Send Sunil Dutta Back to the Police Academy… or Not

by | Aug 21, 2014

Duttadiploma

Sunil Dutta, who has worked 17 years in the Los Angeles Police Department, has some advice for anyone encountering him on the job: do whatever I say and don’t complain, or I will hurt or kill you.

Here is Dutta’s advice, in his own words, from his Tuesday Washington Post editorial:

Even though it might sound harsh and impolitic, here is the bottom line: if you don’t want to get shot, tased, pepper-sprayed, struck with a baton or thrown to the ground, just do what I tell you. Don’t argue with me, don’t call me names, don’t tell me that I can’t stop you, don’t say I’m a racist pig, don’t threaten that you’ll sue me and take away my badge. Don’t scream at me that you pay my salary, and don’t even think of aggressively walking towards me. Most field stops are complete in minutes. How difficult is it to cooperate for that long?

Revealingly, every action Dutta says a person he confronts should refrain from taking is a nonviolent action. In contrast, every action Dutta says he, as a cop, may take in response is violent — an assault or a murder.

Dutta’s advice amounts to this: Give up on exercising any of your rights — even the right to free speech — and act as an absolute slave when a cop accosts you.
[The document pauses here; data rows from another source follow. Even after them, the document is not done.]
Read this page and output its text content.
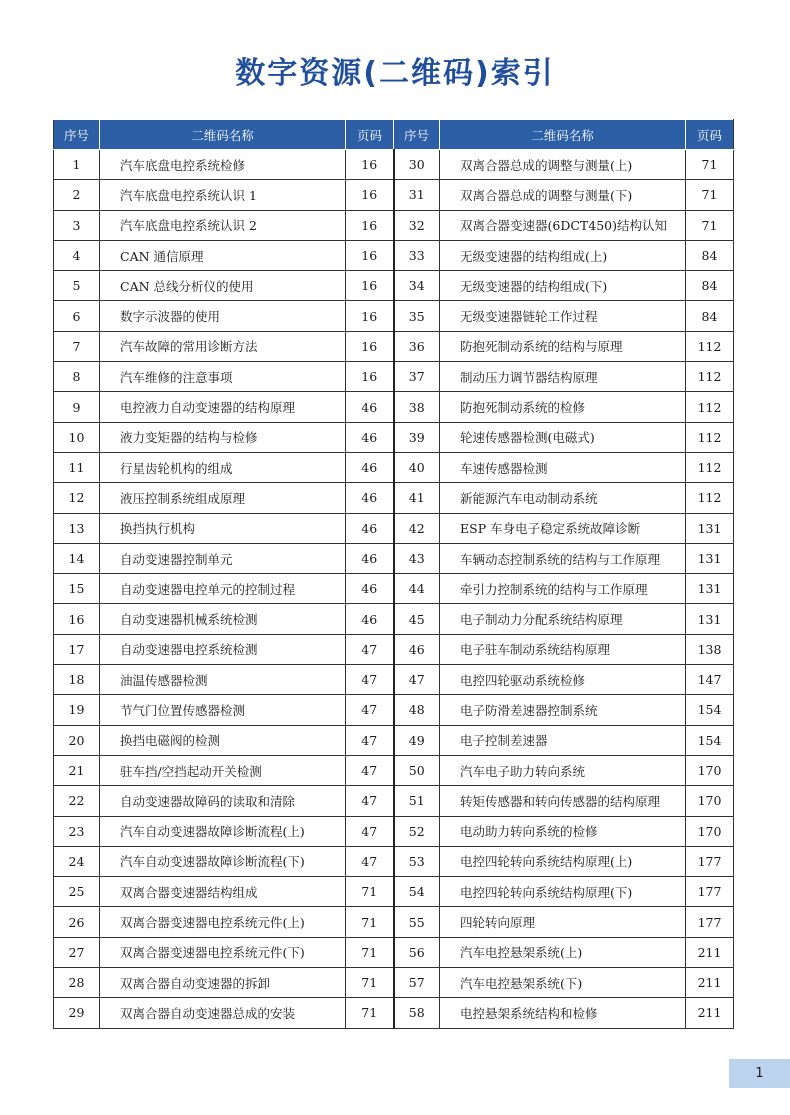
数字资源(二维码)索引
序号	二维码名称	页码	序号	二维码名称	页码
1	汽车底盘电控系统检修	16	30	双离合器总成的调整与测量(上)	71
2	汽车底盘电控系统认识 1	16	31	双离合器总成的调整与测量(下)	71
3	汽车底盘电控系统认识 2	16	32	双离合器变速器(6DCT450)结构认知	71
4	CAN 通信原理	16	33	无级变速器的结构组成(上)	84
5	CAN 总线分析仪的使用	16	34	无级变速器的结构组成(下)	84
6	数字示波器的使用	16	35	无级变速器链轮工作过程	84
7	汽车故障的常用诊断方法	16	36	防抱死制动系统的结构与原理	112
8	汽车维修的注意事项	16	37	制动压力调节器结构原理	112
9	电控液力自动变速器的结构原理	46	38	防抱死制动系统的检修	112
10	液力变矩器的结构与检修	46	39	轮速传感器检测(电磁式)	112
11	行星齿轮机构的组成	46	40	车速传感器检测	112
12	液压控制系统组成原理	46	41	新能源汽车电动制动系统	112
13	换挡执行机构	46	42	ESP 车身电子稳定系统故障诊断	131
14	自动变速器控制单元	46	43	车辆动态控制系统的结构与工作原理	131
15	自动变速器电控单元的控制过程	46	44	牵引力控制系统的结构与工作原理	131
16	自动变速器机械系统检测	46	45	电子制动力分配系统结构原理	131
17	自动变速器电控系统检测	47	46	电子驻车制动系统结构原理	138
18	油温传感器检测	47	47	电控四轮驱动系统检修	147
19	节气门位置传感器检测	47	48	电子防滑差速器控制系统	154
20	换挡电磁阀的检测	47	49	电子控制差速器	154
21	驻车挡/空挡起动开关检测	47	50	汽车电子助力转向系统	170
22	自动变速器故障码的读取和清除	47	51	转矩传感器和转向传感器的结构原理	170
23	汽车自动变速器故障诊断流程(上)	47	52	电动助力转向系统的检修	170
24	汽车自动变速器故障诊断流程(下)	47	53	电控四轮转向系统结构原理(上)	177
25	双离合器变速器结构组成	71	54	电控四轮转向系统结构原理(下)	177
26	双离合器变速器电控系统元件(上)	71	55	四轮转向原理	177
27	双离合器变速器电控系统元件(下)	71	56	汽车电控悬架系统(上)	211
28	双离合器自动变速器的拆卸	71	57	汽车电控悬架系统(下)	211
29	双离合器自动变速器总成的安装	71	58	电控悬架系统结构和检修	211
1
Reading Dutta’s outrageous advice, one is tempted to say he should be sent back to the police academy to learn the basics. But, things have changed in America with the rise of SWAT. Dutta pretty much is the police academy. He is an adjunct professor of homeland security and criminal justice at Colorado Technical University in addition to working for the LAPD. Dutta’s biography on the university website relates:

Dr. Dutta’s teaching experience goes back two decades and includes teaching police academy instructors as well as high-level police and military professionals at the International Law Enforcement Academy. He has taught at all levels, including high school, community college, and university.

Dutta’s disturbing views are commonplace among police due to a dangerous change in attitude that has swept through the police profession over the last few decades. Rutherford Institute President John W. Whitehead explores this change and how it is reinforced in modern police education in his June article “Just Shoot: The Mindset Responsible for Turning Search Warrants into Death Warrants, and SWAT Teams into Death Squads.” While it is absolutely worthwhile to read Whitehead’s entire revealing article, a couple paragraphs jump out as particularly relevant:

Yet the tension inherent in most civilian-police encounter these days can’t be blamed exclusively on law enforcement’s growing reliance on SWAT teams. It goes far deeper, to a transformation in the way police view themselves and their line of duty. Specifically, what we’re dealing with today is a skewed shoot-to-kill mindset in which police, trained to view themselves as warriors or soldiers in a war, whether against drugs, or terror, or crime, must “get” the bad guys—i.e., anyone who is a potential target—before the bad guys get them. The result is a spike in the number of incidents in which police shoot first, and ask questions later.

If ever there were a time to de-militarize and de-weaponize police forces, it’s now, starting at the local level, with local governments and citizens reining in local police. The same goes for scaling back on the mindset adopted by cops that they are the law and should be revered, feared and obeyed.

Dutta’s editorial is one more indication that police brutality in America is not just the result of “a few bad cops.” Instead, it is caused in large part by serious institutional problems arising from changes in how cops are taught to perform their jobs and how cops view their interactions with other people.

These institutional problems create danger. They make police brutality more likely, and they drive people to act out of fear — as Dutta recommends — as cops’ slaves instead of as free individuals with rights including rights against self-incrimination and warrantless searches.

This danger is compounded by the US government delivering weapons of war to local police throughout America without even the semblance of restraint.

To substantially reduce police brutality, the understanding must be restored among the vast majority of police that the disturbing views Dutta expresses in his editorial are unacceptable in the police profession.

Author

  • Adam Dick

    Adam worked from 2003 through 2013 as a legislative aide for Rep. Ron Paul. Previously, he was a member of the Wisconsin State Board of Elections, a co-manager of Ed Thompson's 2002 Wisconsin governor campaign, and a lawyer in New York and Connecticut.